Diferentemente da antiga ordem hegemônica, o BRICS destaca "a rejeição da dominação e do unilateralismo" e iniciativas que "refletem uma distribuição mais equilibrada de poder e responsabilidades", disse o pesquisador.
"O principal é que o presidente Putin mostra que, apesar da propaganda ocidental de que ele está isolado, ele tem muitos amigos. Muitos presidentes vieram à Rússia", disse à Sputnik Patrick Bond, professor de economia política da Universidade de Witwatersrand, em Joanesburgo.
Dito isso, ainda existem questões que precisam ser resolvidas para transformar o BRICS na força global pela
multipolaridade política e econômica que almeja ser, de acordo com o professor, que citou disputas sobre novos membros. É o caso de países como Egito e Etiópia, que enfrentam desacordos bilaterais sobre a segurança hídrica. "Então acho que foi inteligente não ter novos membros este ano e esperar até que todos sejam assimilados", disse Bond.
Quanto à desdolarização, também há muito trabalho a ser feito, segundo o professor. "Acho que o dilema essencial é que muitos do BRICS, como África do Sul, Índia, Brasil, ainda têm setores financeiros que estão atrelados ao dólar de uma forma que obviamente a Rússia e o Irã não estão mais, por causa das sanções. E novos membros, incluindo a Arábia Saudita, potencialmente, os Emirados Árabes Unidos e o Egito, também estão muito ligados a Washington."
A desdolarização é essencial para esses países, avalia o especialista, já que o
Federal Reserve dos EUA "imprime dinheiro e depois aumenta a taxa de juros, criando estragos em ambos os casos em todo o mundo. Eu atribuiria grande parte da desigualdade [global] ao dinheiro fácil do Fed dos EUA, seus resgates aos próprios bancos. Então
realmente precisamos ver algo diferente."

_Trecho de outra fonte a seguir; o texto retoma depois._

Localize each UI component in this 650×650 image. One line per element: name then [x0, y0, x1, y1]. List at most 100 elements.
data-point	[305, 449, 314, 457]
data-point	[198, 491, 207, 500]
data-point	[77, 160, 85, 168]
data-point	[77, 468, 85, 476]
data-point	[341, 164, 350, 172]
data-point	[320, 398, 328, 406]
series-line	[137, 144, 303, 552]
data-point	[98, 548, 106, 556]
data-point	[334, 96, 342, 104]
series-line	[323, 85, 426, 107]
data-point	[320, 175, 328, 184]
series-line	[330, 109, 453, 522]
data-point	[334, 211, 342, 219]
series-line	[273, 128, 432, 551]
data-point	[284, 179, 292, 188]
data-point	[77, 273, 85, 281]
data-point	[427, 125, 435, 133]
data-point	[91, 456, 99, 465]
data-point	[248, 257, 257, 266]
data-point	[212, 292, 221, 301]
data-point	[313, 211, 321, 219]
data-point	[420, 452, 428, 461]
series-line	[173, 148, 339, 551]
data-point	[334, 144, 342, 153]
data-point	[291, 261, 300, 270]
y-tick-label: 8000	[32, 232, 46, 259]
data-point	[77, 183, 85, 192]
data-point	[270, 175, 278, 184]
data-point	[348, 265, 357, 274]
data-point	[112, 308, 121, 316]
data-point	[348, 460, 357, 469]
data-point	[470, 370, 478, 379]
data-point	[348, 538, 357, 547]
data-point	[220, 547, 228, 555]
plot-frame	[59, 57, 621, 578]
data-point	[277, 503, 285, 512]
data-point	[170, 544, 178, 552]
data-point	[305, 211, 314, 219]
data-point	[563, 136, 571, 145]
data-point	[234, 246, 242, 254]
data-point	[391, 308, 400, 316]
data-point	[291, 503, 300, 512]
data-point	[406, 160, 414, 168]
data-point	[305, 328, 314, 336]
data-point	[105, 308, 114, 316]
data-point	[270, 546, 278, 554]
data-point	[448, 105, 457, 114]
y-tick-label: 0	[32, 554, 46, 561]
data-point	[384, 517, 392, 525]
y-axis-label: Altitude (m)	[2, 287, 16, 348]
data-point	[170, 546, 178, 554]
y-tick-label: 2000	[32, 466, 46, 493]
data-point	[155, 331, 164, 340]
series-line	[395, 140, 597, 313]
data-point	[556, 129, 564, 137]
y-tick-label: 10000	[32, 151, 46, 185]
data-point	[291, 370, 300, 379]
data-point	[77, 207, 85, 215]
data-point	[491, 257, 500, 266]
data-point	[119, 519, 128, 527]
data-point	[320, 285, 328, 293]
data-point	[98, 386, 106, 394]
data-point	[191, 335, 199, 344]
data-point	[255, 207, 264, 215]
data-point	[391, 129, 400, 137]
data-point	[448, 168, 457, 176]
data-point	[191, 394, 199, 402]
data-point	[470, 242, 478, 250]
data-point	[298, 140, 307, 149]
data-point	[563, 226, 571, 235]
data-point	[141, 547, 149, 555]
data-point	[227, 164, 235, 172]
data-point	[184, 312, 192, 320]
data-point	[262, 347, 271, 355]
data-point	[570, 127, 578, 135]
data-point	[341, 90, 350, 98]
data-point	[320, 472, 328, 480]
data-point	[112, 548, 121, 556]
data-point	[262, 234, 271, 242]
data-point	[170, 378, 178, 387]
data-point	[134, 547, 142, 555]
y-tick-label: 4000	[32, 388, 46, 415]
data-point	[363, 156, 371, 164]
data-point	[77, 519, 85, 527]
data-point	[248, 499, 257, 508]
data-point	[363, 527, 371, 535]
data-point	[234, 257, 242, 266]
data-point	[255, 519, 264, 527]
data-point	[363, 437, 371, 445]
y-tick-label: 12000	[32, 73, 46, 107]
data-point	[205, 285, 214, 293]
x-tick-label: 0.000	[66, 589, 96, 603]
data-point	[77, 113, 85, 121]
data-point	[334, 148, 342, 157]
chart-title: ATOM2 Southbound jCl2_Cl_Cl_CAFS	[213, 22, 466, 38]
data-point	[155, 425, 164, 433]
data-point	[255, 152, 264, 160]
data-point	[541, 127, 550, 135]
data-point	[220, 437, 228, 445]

Em última análise, o que torna a
cúpula de Kazan tão importante "é o momento particular na ordem econômica, em que as economias emergentes produzem mais do que os hegêmones anteriores, mas são confrontadas com constantes ameaças de conflitos, já que o Ocidente não deseja descer sem lutar", enfatizou o professor Habiyaremye.